Он знал не на словах, не в сознании, а глубинным знанием крови, что его путь ведет к матери, к наслаждению и смерти. Отцовская сторона жизни, дух, воля не были для него приютом, там обретался Нарцисс, и только теперь Златоуст до конца осознал и понял слова друга и увидел в нем свою противоположность; это он воплотил и сделал зримым в фигуре своего Иоанна. Можно было до слез тосковать по Нарциссу, можно было предаваться чудесным мечтам о нем, но стать вровень с ним, стать как он было нельзя.

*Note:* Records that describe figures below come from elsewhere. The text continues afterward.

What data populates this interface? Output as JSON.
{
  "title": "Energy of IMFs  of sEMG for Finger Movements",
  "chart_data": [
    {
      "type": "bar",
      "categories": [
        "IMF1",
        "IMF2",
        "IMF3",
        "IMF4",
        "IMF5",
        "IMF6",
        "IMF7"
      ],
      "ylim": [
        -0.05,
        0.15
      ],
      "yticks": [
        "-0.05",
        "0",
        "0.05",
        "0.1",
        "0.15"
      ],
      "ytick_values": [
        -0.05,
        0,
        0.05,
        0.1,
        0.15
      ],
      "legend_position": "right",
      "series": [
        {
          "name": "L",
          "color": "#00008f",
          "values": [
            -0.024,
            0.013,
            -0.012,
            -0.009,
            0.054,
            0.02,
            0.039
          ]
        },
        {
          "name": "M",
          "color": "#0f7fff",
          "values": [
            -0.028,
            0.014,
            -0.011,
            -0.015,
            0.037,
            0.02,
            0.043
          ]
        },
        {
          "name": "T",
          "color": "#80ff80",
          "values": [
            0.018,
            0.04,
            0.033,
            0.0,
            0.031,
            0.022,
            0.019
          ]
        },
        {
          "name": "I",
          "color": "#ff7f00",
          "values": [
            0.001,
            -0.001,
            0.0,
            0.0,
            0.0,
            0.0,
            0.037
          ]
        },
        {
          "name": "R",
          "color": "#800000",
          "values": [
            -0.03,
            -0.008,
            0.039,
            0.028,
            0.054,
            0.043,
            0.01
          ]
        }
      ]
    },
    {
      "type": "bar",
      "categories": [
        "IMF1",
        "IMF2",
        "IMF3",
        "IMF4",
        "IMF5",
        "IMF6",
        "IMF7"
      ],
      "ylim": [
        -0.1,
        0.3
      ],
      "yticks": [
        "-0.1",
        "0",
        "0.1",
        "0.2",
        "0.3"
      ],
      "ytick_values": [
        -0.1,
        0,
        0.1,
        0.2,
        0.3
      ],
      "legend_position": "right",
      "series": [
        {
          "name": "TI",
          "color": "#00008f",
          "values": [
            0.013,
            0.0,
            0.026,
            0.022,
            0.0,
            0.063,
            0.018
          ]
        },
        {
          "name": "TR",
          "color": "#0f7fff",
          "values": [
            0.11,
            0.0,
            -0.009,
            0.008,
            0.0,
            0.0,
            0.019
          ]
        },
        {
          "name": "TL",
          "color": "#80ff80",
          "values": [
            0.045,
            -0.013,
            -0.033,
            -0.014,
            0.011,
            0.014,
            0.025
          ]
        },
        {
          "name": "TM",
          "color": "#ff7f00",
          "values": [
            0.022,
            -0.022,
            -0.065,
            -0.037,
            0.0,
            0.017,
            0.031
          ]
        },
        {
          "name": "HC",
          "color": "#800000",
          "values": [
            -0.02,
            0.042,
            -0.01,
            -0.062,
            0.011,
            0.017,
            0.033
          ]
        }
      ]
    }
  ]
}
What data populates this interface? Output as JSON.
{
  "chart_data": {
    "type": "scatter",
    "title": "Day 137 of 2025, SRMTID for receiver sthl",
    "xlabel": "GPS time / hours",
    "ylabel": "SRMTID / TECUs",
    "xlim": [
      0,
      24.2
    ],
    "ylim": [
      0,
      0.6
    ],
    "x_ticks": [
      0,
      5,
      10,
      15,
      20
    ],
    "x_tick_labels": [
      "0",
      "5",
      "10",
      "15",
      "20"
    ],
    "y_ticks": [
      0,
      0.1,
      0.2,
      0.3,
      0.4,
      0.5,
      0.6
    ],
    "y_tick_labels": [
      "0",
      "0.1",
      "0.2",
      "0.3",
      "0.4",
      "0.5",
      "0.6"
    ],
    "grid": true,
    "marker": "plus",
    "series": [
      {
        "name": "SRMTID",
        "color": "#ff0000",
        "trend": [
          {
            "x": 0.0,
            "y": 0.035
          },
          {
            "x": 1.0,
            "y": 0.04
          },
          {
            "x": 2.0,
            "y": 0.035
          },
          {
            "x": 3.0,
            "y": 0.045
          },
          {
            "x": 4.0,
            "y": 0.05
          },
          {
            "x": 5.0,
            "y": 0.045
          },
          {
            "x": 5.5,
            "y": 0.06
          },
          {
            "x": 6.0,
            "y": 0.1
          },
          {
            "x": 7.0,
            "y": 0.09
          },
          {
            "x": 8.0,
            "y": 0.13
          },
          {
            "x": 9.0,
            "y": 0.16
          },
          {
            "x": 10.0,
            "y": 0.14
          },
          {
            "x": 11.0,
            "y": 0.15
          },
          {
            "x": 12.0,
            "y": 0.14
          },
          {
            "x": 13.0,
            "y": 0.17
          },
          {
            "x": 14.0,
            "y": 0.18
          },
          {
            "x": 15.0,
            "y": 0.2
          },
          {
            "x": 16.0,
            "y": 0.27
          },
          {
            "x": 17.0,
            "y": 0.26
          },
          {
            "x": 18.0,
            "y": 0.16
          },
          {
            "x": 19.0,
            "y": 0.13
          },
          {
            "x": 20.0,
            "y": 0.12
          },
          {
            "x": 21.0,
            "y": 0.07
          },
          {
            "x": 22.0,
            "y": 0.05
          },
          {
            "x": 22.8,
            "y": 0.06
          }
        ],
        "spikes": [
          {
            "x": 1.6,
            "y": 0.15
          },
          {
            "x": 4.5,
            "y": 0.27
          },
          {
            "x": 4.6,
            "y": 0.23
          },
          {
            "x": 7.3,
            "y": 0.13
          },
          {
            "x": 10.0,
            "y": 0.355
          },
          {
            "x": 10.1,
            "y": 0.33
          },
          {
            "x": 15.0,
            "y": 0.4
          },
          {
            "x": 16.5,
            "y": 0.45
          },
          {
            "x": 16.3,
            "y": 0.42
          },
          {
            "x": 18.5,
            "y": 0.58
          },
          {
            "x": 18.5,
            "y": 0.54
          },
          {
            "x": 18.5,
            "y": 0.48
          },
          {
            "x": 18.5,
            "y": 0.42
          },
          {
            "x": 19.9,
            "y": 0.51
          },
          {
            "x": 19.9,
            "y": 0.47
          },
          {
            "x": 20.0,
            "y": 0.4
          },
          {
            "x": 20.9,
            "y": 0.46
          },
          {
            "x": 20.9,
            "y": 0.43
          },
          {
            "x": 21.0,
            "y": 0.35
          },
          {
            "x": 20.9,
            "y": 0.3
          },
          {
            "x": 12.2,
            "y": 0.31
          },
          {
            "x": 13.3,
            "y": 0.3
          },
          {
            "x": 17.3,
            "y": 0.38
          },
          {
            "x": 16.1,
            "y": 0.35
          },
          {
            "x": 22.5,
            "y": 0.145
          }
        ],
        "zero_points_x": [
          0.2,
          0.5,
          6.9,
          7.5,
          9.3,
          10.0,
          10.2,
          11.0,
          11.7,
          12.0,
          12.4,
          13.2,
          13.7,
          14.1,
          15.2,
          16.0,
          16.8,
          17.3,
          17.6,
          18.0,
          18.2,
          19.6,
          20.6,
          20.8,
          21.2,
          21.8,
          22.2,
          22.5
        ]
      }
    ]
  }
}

Каким-то сокровенным чувством Златоуст прозревал и тайну своего художнического призвания, своей страстной любви к искусству и своей временами дикой ненависти к нему. Неосознанно, чутьем, благодаря возникавшей в его душе веренице образов он догадывался, что искусство представляет собой сплав отцовского и материнского мира; оно может возникнуть в до крайности чувственной сфере и привести к предельно отвлеченным понятиям, или же оно может брать свое начало в мире чистого разума и заканчиваться в мире самой полнокровной плоти. У всех творений искусства, как, например, Богородица мастера, которые были воистину возвышенными и не относились к умелым подделкам, а были исполнены вечной тайны, у всех подлинных, несомненных творений искусства было это опасное, улыбчивое двуличие, это сочетание мужского и женского начала, это соединение плотских влечений и чистой духовности. Но лучше всего эта двойственность лица праматери Евы проявится, если когда-нибудь удастся создать ее образ.
В искусстве, в жизни художника Златоуст видел возможность примирения присущих ему глубочайших противоречий, а то и возможность создавать замечательные, небывалые олицетворения двойственности своей натуры. Но искусство не было чистым даром, оно не давалось просто так, за него нужно было платить высокую цену, оно требовало жертв. Более трех лет Златоуст приносил ему в жертву самый высокий и самый насущный после любовных наслаждений дар — свободу. Свобода, блуждание в пространстве без границ, приволье бродячей жизни, одиночество и независимость — все это он принес в жертву. И пусть другие считали его своенравным, строптивым и довольно эгоистичным, когда он время от времени забывал о мастерской и, впав в неистовство, пренебрегал работой, для него самого такая жизнь была рабством и нередко казалась ему невыносимо тягостной. Он обязан был повиноваться не мастеру, не будущему или необходимости удовлетворять естественные потребности, а самому искусству. Искусство же, это внешне столь одухотворенное божество, нуждалось в столь ничтожных вещах! Оно нуждалось в крыше над головой, оно нуждалось в инструментах, в дереве, в глине, в красках и золоте, оно требовало труда и терпения. Ему он пожертвовал дикой вольницей лесов, упоением безбрежными далями, терпким и сладостным предвкушением опасности, гордостью нищеты и вынужден был, с отвращением и скрежетом зубовным, приносить эту жертву снова и снова.